Rooney Hidupkan Kembali Memori dan Kenangan di Everton

AOnwin – Butuh sedikit pergolakan hati untuk menghargai simetri yang membawa Rooney kembali ke klub di mana dia telah dicintai dan dicerca – pernah mencium lencana Manchester United langsung di depan tempat di mana dia sekarang berbicara – dan sekarang ingin bermain dan kembali ke dalam kasih sayang banyak pendukung.

Mendekati 32, Rooney dengan cepat membuat poin dia di sini untuk memenangkan piala, bukan karena Goodison mewakili “rumah pensiun”, tapi ada juga pengakuan bahwa dia bisa mengerti mengapa orang-orang menduga karirnya telah menurun – “tentu saja Tahun lalu “- dan tidak perlu lama dalam dirinya untuk menyadari bahwa satu musim dengan José Mourinho di Manchester telah menjadi cobaan pribadi.

BACA JUGA: Motivasi Dibalik Kepindahan Legenda United Kembali ke Everton

“November,” Rooney menjawab pertanyaan kapan dia mulai berpikir bahwa dia harus membebaskan dirinya dari Old Trafford. “Saya memulai musim dengan baik-baik saja. Saya telah melakukannya dengan baik, saya mengalami permainan yang buruk di Watford, dan itu menjadi momentum [keluar dari tim]. “

Dan setelah itu? “Bagian tersulit sebenarnya mengangkat dua trofi, yaitu Piala Liga dan Liga Europa. Anda tidak merasa layak mendapatkannya karena Aanda belum menjadi bagian dari permainan. Itu sulit. anda tentu senang karena anda menang tapi anda tidak merayakannya sama seperti jika anda berada di lapangan.
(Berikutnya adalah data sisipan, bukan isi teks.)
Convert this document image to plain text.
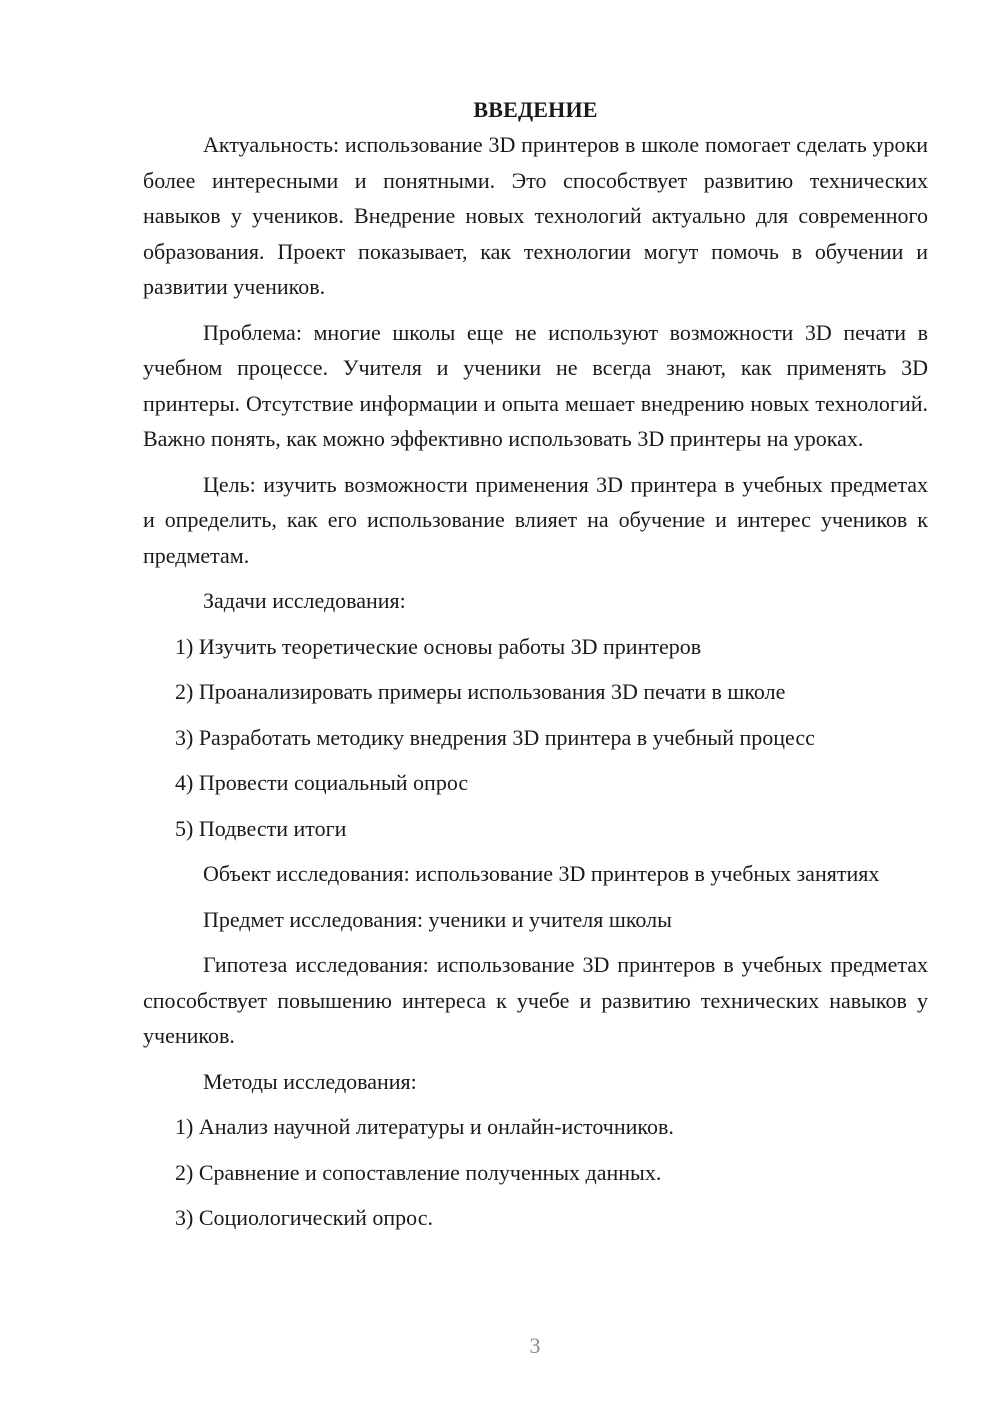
ВВЕДЕНИЕ

Актуальность: использование 3D принтеров в школе помогает сделать уроки более интересными и понятными. Это способствует развитию технических навыков у учеников. Внедрение новых технологий актуально для современного образования. Проект показывает, как технологии могут помочь в обучении и развитии учеников.

Проблема: многие школы еще не используют возможности 3D печати в учебном процессе. Учителя и ученики не всегда знают, как применять 3D принтеры. Отсутствие информации и опыта мешает внедрению новых технологий. Важно понять, как можно эффективно использовать 3D принтеры на уроках.

Цель: изучить возможности применения 3D принтера в учебных предметах и определить, как его использование влияет на обучение и интерес учеников к предметам.

Задачи исследования:

1) Изучить теоретические основы работы 3D принтеров

2) Проанализировать примеры использования 3D печати в школе

3) Разработать методику внедрения 3D принтера в учебный процесс

4) Провести социальный опрос

5) Подвести итоги

Объект исследования: использование 3D принтеров в учебных занятиях

Предмет исследования: ученики и учителя школы

Гипотеза исследования: использование 3D принтеров в учебных предметах способствует повышению интереса к учебе и развитию технических навыков у учеников.

Методы исследования:

1) Анализ научной литературы и онлайн-источников.

2) Сравнение и сопоставление полученных данных.

3) Социологический опрос.

3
“Itu adalah waktu yang membuat frustrasi. Ini adalah pertama kalinya dalam karir saya, saya tidak bermain. Saya berada di bangku cadangan dan itu bukan saya. Saya perlu bermain tapi saya juga kapten Manchester United jadi saya harus tetap bersikap positif di sekitar tempat itu dan mencoba untuk tidak membawa hal negatif apapun. Saya berbicara dengan José bulan Januari untuk melihat apa pendapatnya dan dia selalu mengatakan dia ingin aku tinggal dan membantu tim sampai akhir musim. Saya melakukan itu tapi saya tahu saya harus pergi untuk karir saya. “

Pindah ke suite yang menghadap lapangan Goodison, Rooney menegaskan ia telah meninggalkan keinginannya untuk menemukan kembali dirinya sebagai gelandang dan akan memimpin dari depan untuk tim Ronald Koeman.

Rooney telah menolak bahwa ia akan kembali ke Manchester, klub tempat ia memenangi 12 trofi utama dan mencetak lebih banyak gol daripada pemain lain dalam sejarah, dengan satu-satunya tujuan mencoba meraih tiga poin. Tapi matanya bersinar saat seseorang bertanya apakah ada tanggal yang dilingkari merah di buku hariannya. “Sudah ada satu: pertandingan Liverpool [9 Desember]. Itulah salah satu penyesalan terbesarku saat meninggalkan Everton, tidak mencetak gol dalam derby. Saya masuk dalam pertandingan pertama saya (hasil imbang 0-0 pada bulan Desember 2002) dan saya membentur mistar gawang. Untuk mencetak gol melawan Liverpool untuk Everton? Itu bagus sekali. “

Ini disebut Evertonian sejati – “Sekali biru, selalu biru,” seperti kaus yang terkenal – pada hari ketika Rooney juga mengingatkan pendengarnya, dia berada di kerumunan di Wembley saat klubnya memenangkan trofi terakhir mereka, Piala FA 1995.

Satu-satunya masalah adalah Rooney terlambat menghadiri konferensi persnya sendiri, membuat Koeman menunggu 25 menit di koridor. Namun, tidak ada orang yang cukup cerdik untuk menunjukkan bahwa ada kerumunan yang lebih besar di luar saat kembalinya Duncan Ferguson ke Goodison pada tahun 2000.

Koeman sepertinya tidak terlalu keberatan dan ketika Rooney akhirnya tampil, sulit mengingat penampilan publik terakhir saat dia terlihat dan terdengar sangat bahagia. “Rasanya benar,” pungkasnya. “Rasanya sangat nyaman saat aku masuk.”